Sign in front of the Waitsfield office.


In a tradition-minded state like Vermont where long lineage is revered, few businesses can trace their origins farther back than Jamieson Insurance of Waitsfield.

“We think that someone was selling insurance from the family farm in 1828,” says Jon Jamieson. “And we have proof that they were doing so by 1865.” That makes him the seventh generation to run the family business, which he took over in 2003 and has grown to include three offices and 12 employees. The agency’s history, commitment to service and community involvement have made Jamieson Insurance one of most respected and successful in central Vermont.

That doesn’t happen by accident. In this era of “virtual receptionists” and “support” that really doesn’t, Jamieson Insurance clients get something that’s increasingly rare: prompt, satisfying service provided by real people for whom the work is far more than just a job. “Personalized customer service and genuine caring are company values,” Jamieson affirms.

That time-tested approach has served clients, associates and the community well for decades. But Jamieson knows that the only constant in life – and business – is change.

“There is disruption in our industry,” he says. “Google and Amazon both are looking into insurance.” That’s concerning enough, but competitors like, with vast resources and data access difficult for local agencies to match, are already up and running. “It’s David and Goliath all over again,” Jamieson points out. “The retail industry is already suffering death-by-Amazon and that, for better or worse, is what the future may hold for other sectors. To survive, independent insurance agencies need to evolve.”

Jamieson Sponsored 2
Insurance as a family affair, the Jamieson family in the Warren Fourth of July parade. Jon, lower left, and Dick, standing.

Evolving, in this case, meant two key things for the agency and, equally important, for its clients. One was accessing resources and efficiencies to compete in the fast and furious 21st- century environment. Just as crucial was continuing to be a client-focused, local business defined by its associates’ passion for caring and personalized service.

It took almost a year of diligent due diligence, during which Jamieson examined and eliminated many options. But persistence paid and eventually he found what he was looking for: a national enterprise dedicated to partnering with entrepreneurial local brokers who deliver old-fashioned personal service. That last statement, in fact, comes verbatim from the website of the Hilb Group. It would be easy to dismiss such a claim as the empty promise of hype – too good to be true – but Jamieson’s detective work revealed that it was both good and true.

“What I heard, over and over,” Jamieson affirms, “was that Hilb shares the single most important core value that we have embraced since day one: total focus on our clients.”

Jamieson Insurance
The Waitsfield office.

The more he learned, the more Jamieson liked what Hilb would mean for his agency and its clients. Joining forces with the company meant access to national-scale assets: human resources, IT, training, software, research and development – all of which dovetailed perfectly with optimizing client service. And it would link Jamieson Insurance with Hilb’s nationwide network of like-minded local agencies, a bottomless fount of collegial expertise and experience in agencies just as client-centered as Jamieson. Finally, the best-of-all-worlds arrangement would allow Jamieson to maintain an ownership interest.

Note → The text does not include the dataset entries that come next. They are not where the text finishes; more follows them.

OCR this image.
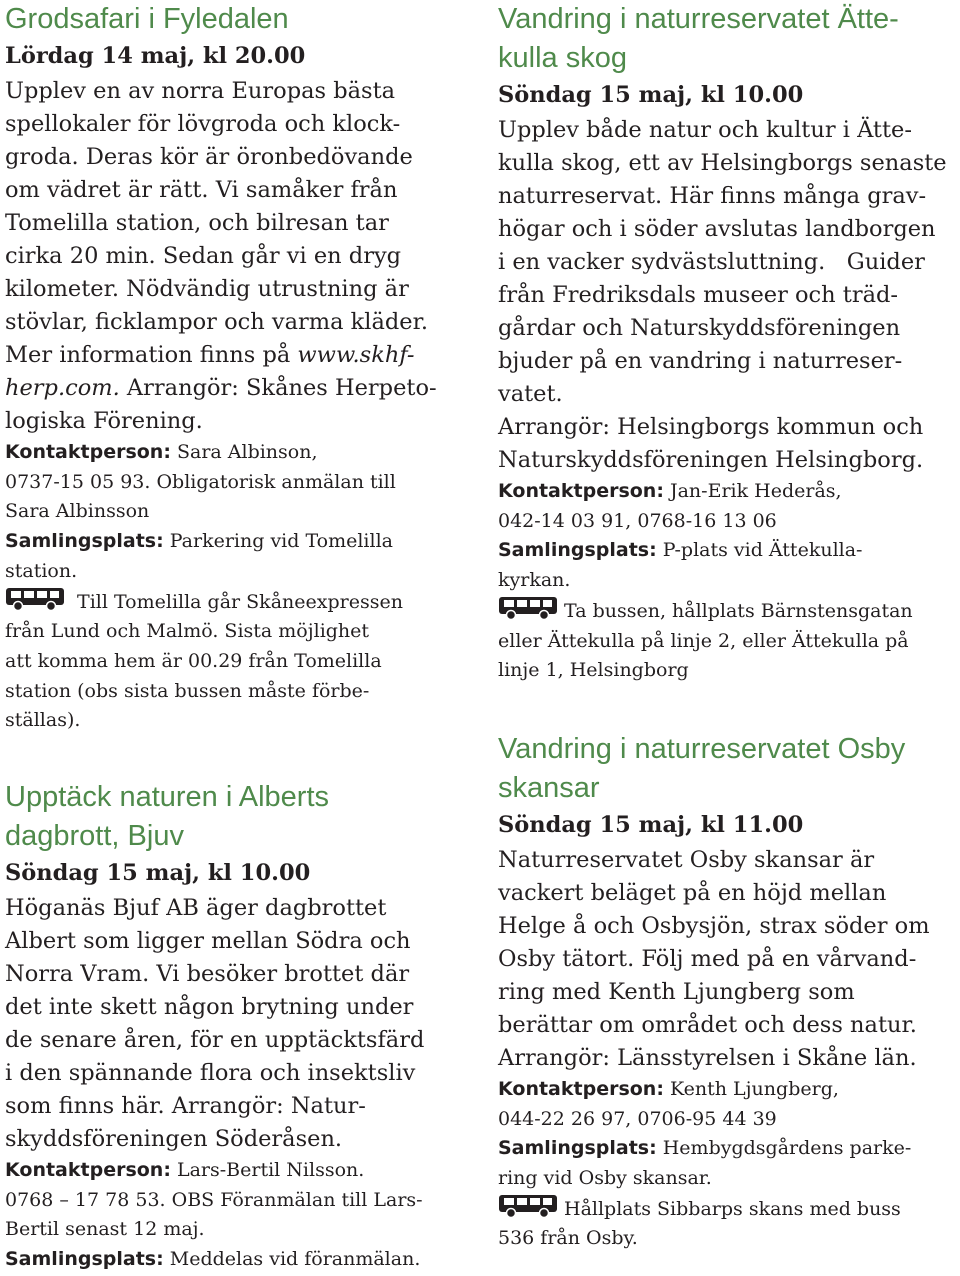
Grodsafari i Fyledalen
Lördag 14 maj, kl 20.00
Upplev en av norra Europas bästa
spellokaler för lövgroda och klock-
groda. Deras kör är öronbedövande
om vädret är rätt. Vi samåker från
Tomelilla station, och bilresan tar
cirka 20 min. Sedan går vi en dryg
kilometer. Nödvändig utrustning är
stövlar, ficklampor och varma kläder.
Mer information finns på www.skhf-
herp.com. Arrangör: Skånes Herpeto-
logiska Förening.
Kontaktperson: Sara Albinson,
0737-15 05 93. Obligatorisk anmälan till
Sara Albinsson
Samlingsplats: Parkering vid Tomelilla
station.
Till Tomelilla går Skåneexpressen
från Lund och Malmö. Sista möjlighet
att komma hem är 00.29 från Tomelilla
station (obs sista bussen måste förbe-
ställas).
Upptäck naturen i Alberts
dagbrott, Bjuv
Söndag 15 maj, kl 10.00
Höganäs Bjuf AB äger dagbrottet
Albert som ligger mellan Södra och
Norra Vram. Vi besöker brottet där
det inte skett någon brytning under
de senare åren, för en upptäcktsfärd
i den spännande flora och insektsliv
som finns här. Arrangör: Natur-
skyddsföreningen Söderåsen.
Kontaktperson: Lars-Bertil Nilsson.
0768 – 17 78 53. OBS Föranmälan till Lars-
Bertil senast 12 maj.
Samlingsplats: Meddelas vid föranmälan.
Vandring i naturreservatet Ätte-
kulla skog
Söndag 15 maj, kl 10.00
Upplev både natur och kultur i Ätte-
kulla skog, ett av Helsingborgs senaste
naturreservat. Här finns många grav-
högar och i söder avslutas landborgen
i en vacker sydvästsluttning.   Guider
från Fredriksdals museer och träd-
gårdar och Naturskyddsföreningen
bjuder på en vandring i naturreser-
vatet.
Arrangör: Helsingborgs kommun och
Naturskyddsföreningen Helsingborg.
Kontaktperson: Jan-Erik Hederås,
042-14 03 91, 0768-16 13 06
Samlingsplats: P-plats vid Ättekulla-
kyrkan.
Ta bussen, hållplats Bärnstensgatan
eller Ättekulla på linje 2, eller Ättekulla på
linje 1, Helsingborg
Vandring i naturreservatet Osby
skansar
Söndag 15 maj, kl 11.00
Naturreservatet Osby skansar är
vackert beläget på en höjd mellan
Helge å och Osbysjön, strax söder om
Osby tätort. Följ med på en vårvand-
ring med Kenth Ljungberg som
berättar om området och dess natur.
Arrangör: Länsstyrelsen i Skåne län.
Kontaktperson: Kenth Ljungberg,
044-22 26 97, 0706-95 44 39
Samlingsplats: Hembygdsgårdens parke-
ring vid Osby skansar.
Hållplats Sibbarps skans med buss
536 från Osby.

The joining of forces became official in July and Jamieson could not be more pleased. “This is a huge win-win. We keep serving clients our traditional way in our own community while leveraging everything a national industry leader like Hilb offers. That means security for associates, continuity for clients and stability for our local economy as well.”

One last question remains, though. What does all of this mean for the company’s principal and namesake?

“That’s easy,” laughs Jamieson. “My roots are generations deep. I love Vermont, the Mad River Valley, and the business we’ve built here. I’m not going anywhere.”